Lind é favorável à restrição da imigração, mas a sua discussão é mais sofisticada do que os pólos de debate a que estamos habituados, entre a defesa liberal da livre circulação de pessoas e a estigmatização cultural e racista dos imigrantes, entendidos como ameaça à segurança ou ao emprego. O autor não embarca na ideia simplista de competição direta entre imigrantes e nacionais no mercado de trabalho. O conceito de análise adotado aqui é o de “mercado de trabalho dividido”, desenvolvido pela socióloga Edna Bonacich. Num esforço de mostrar as raízes económicas da discriminação racial, esta socióloga mostrou como, historicamente, determinadas ocupações, da agricultura aos serviços desvalorizados, como o cuidado, são segregadas, reservadas à mão-de-obra imigrante. Os trabalhadores nacionais oscilam, na sua ação política, entre tal tentativa de exclusão e a elevação das condições de trabalho para todos através da legislação laboral e da negociação colectiva, quando tais instrumentos estão disponíveis. Lind é céptico sobre a a nivelação por cima as condições de trabalho com a trabalhadores muito divididos. Num contexto de competição de acesso, essa sim direta, aos serviços públicos, erodidos, entre as diferentes comunidades, a articulação política fica mais difícil. O autor defende, pois, a restrição à imigração como resposta imediata para ultrapassar o mercado de trabalho dividido do presente e, assim, fortalecer a posição dos trabalhadores.
Esta análise é convergente, com o que o sociólogo Wolfgang Streeck chama de “hiperglobalização”, no seu último livro, enquanto fenómeno esvaziador da democracia. Qualquer intervenção pública progressista na economia fica dífícil, sob a vigilância e punição de um capital internacionalizado. Para Lind, Trump emerge desta caldo social e económico, na sua tríade anti-globalização, anti-elites “corruptas” e anti-multiculturalismo, conseguindo captar secções do capital norte-americano e da classe trabalhadora, contra a PMC “globalista” e os imigrantes. Esta insurgência política tem como reacção da PMC, ou o insulto às classes trabalhadoras (os “deploráveis” de Clinton e o “lixo” de Biden), ou as teorias de conspiração (Rússia de Putin). As suas respostas políticas continuam as mesmas, como a educação e mobilidade geográfica como soluções para a questão do emprego, do salário e da desigualdade, agora suplementadas por propostas como o rendimento básico universal.

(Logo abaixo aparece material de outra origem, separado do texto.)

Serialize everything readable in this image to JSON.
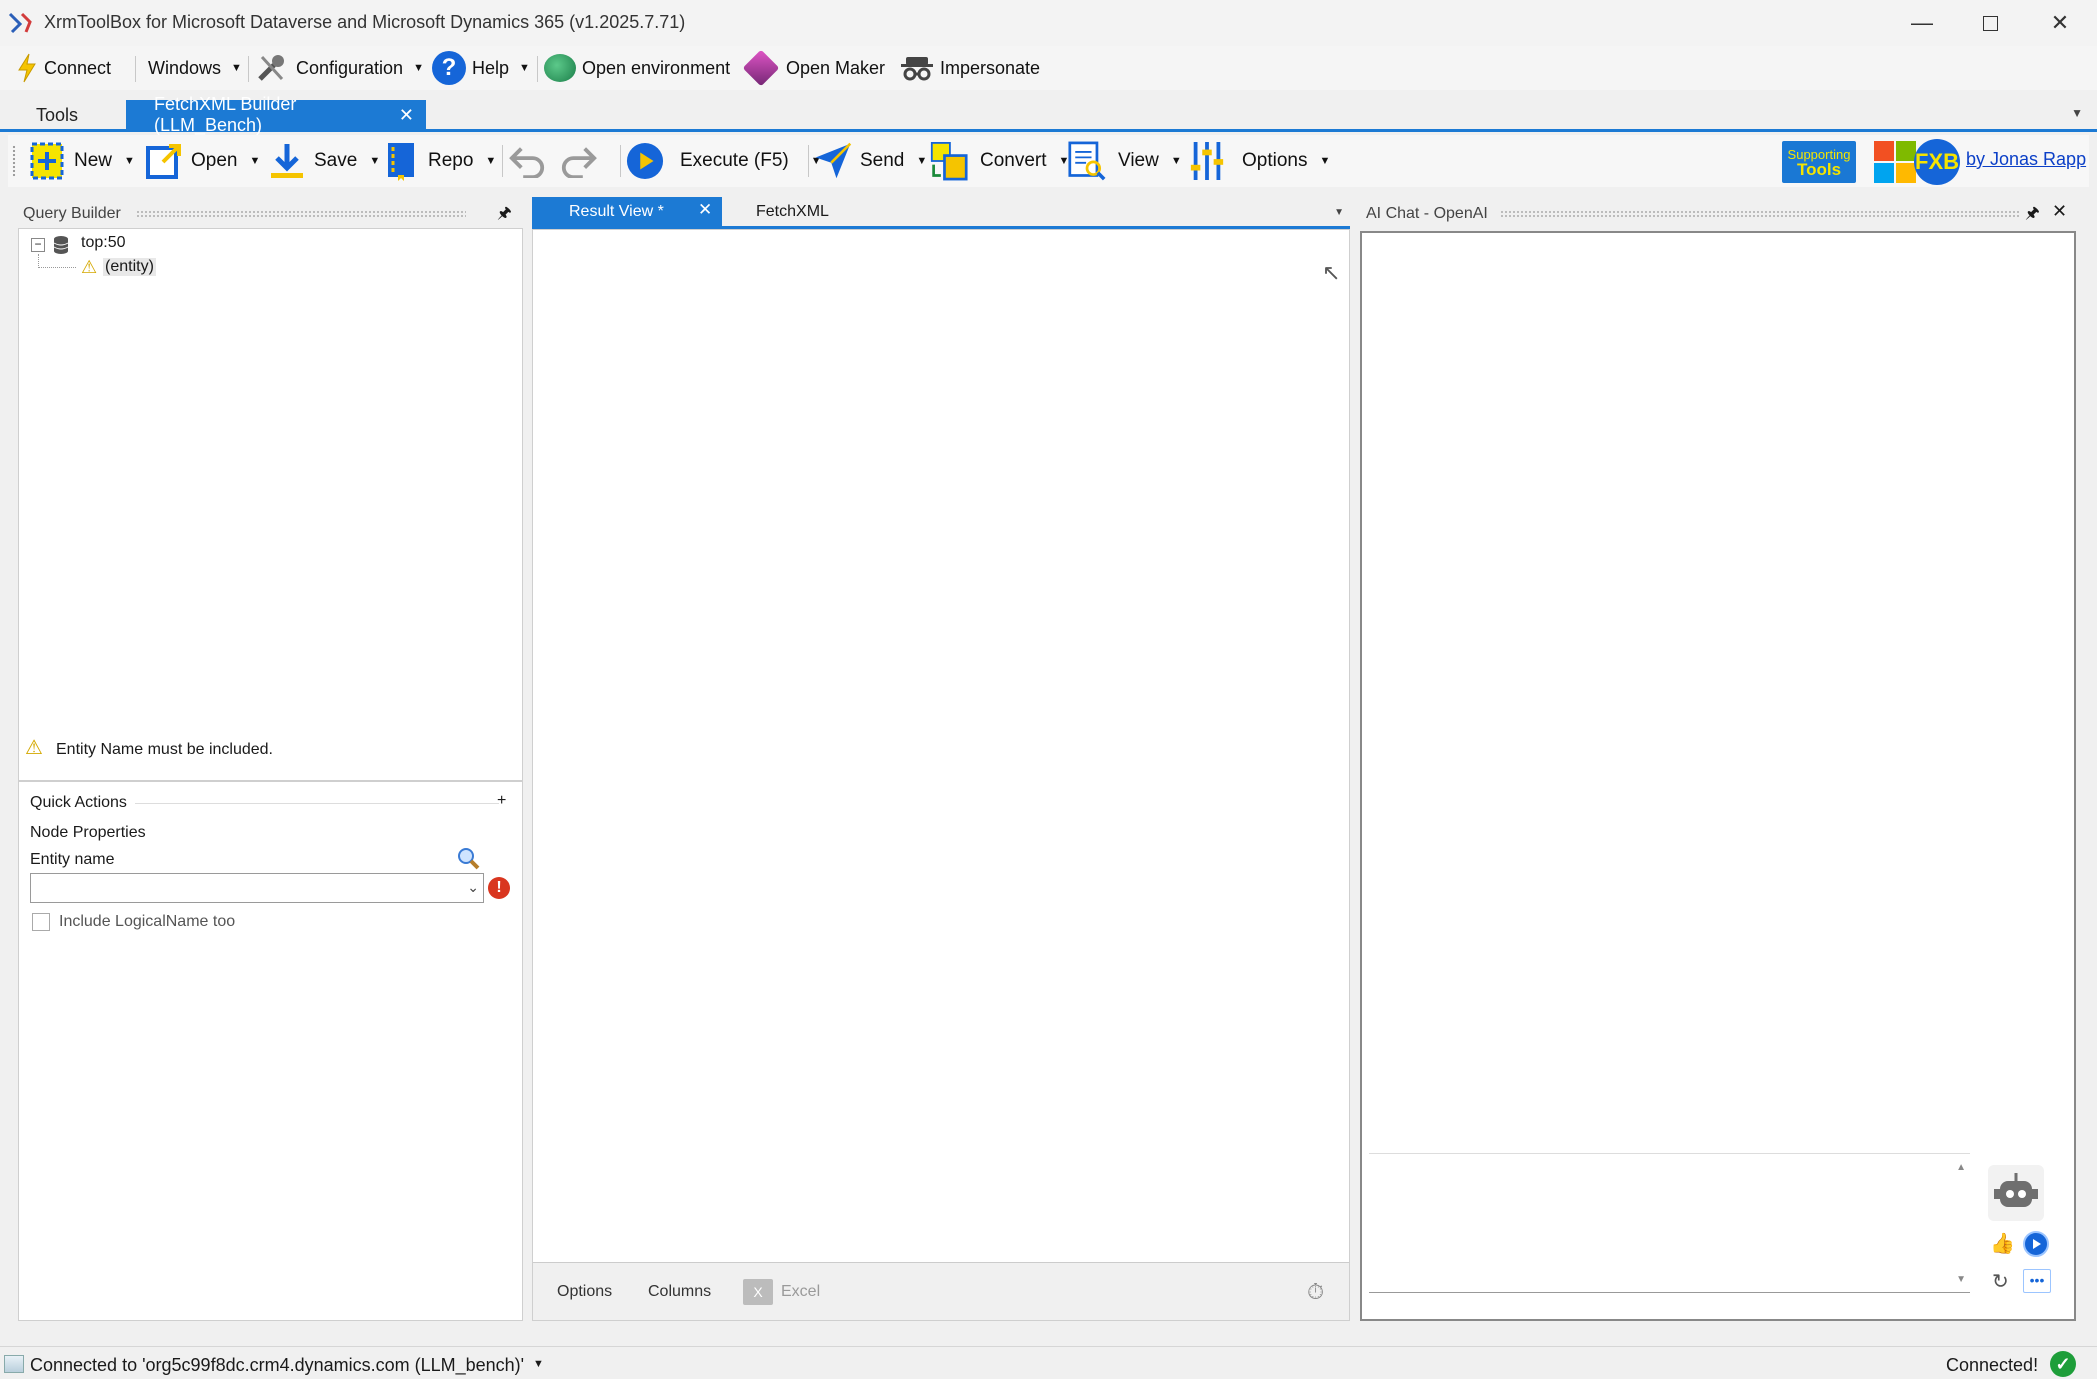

Recorrendo ao famoso trilema do economista Dani Rodrik da impossibilidade de compatibilização entre internacionalização da economia, soberania nacional e democracia, Lind e Streeck apontam o nacionalismo económico como única forma de regulação dos fluxos de bens, pessoas e capital. Esta seria a condição de uma democracia soberana e pluralista, incrustada na sociedade, com organizações sociais fortes, como os sindicatos, e um estado desenvolvimentista. Streeck acrescenta ainda um mundo de pequenos estados, não imperiais, que possam copiar experiências políticas e sociais e cooperar bilateralmente.
Embora a descrição da sociedade norte-americana oferecida por Lind forneça uma imagem complexa das dinâmicas de classe, a análise cai na armadilha, muito presente no debate público, de esconder as dinâmicas do capital e do trabalho nas eventuais novas linhas divisórias. Categorias como “elites profissionais” ou PMC podem esconder tanto como iluminam. Como o próprio Lind admite, na PMC estão muitos trabalhadores longe de qualquer pretensão de elite, em condições em franca proletarização, dos enfermeiros aos professores, não por acaso das secções mais bem organizadas em sindicatos da classe trabalhadora. Neste livro, a classe de milionários e bilionários passa pelos pingos da chuva, mais uma vez refletindo de alguma forma o debate público nos moldes que ele se apresenta, onde a política de classe desapareceu em favor da luta dita “cultural”.
Outra ausência é a forma como o Estado norte-americano e a sua reconfiguração estruturam as dinâmicas de classe (uma ausência também notória na análise de Moody). A competição entre trabalhadores por serviços públicos é uma realidade, contribuindo para o ressentimento social, xenofobia e racismo. Contudo não se pode ignorar o contexto de degradação destes serviços devido à erosão fiscal dos EUA desde os anos 80, com benefícios obscenos ao capital e austeridade pública, tema de um dos melhores livros de 2024, de Melinda Cooper. Ademais, embora a retomada e o reforço da capacidade do Estado na economia seja uma possibilidade política historicamente comprovada, o oposto acontece com o controle estatal das fronteiras com o intuito da restrição à imigração. A história mostra a incapacidade pública de restrição sem consequente desastre humanitário. Se os planos de deportação em massa de Trump forem executados, teremos nova prova.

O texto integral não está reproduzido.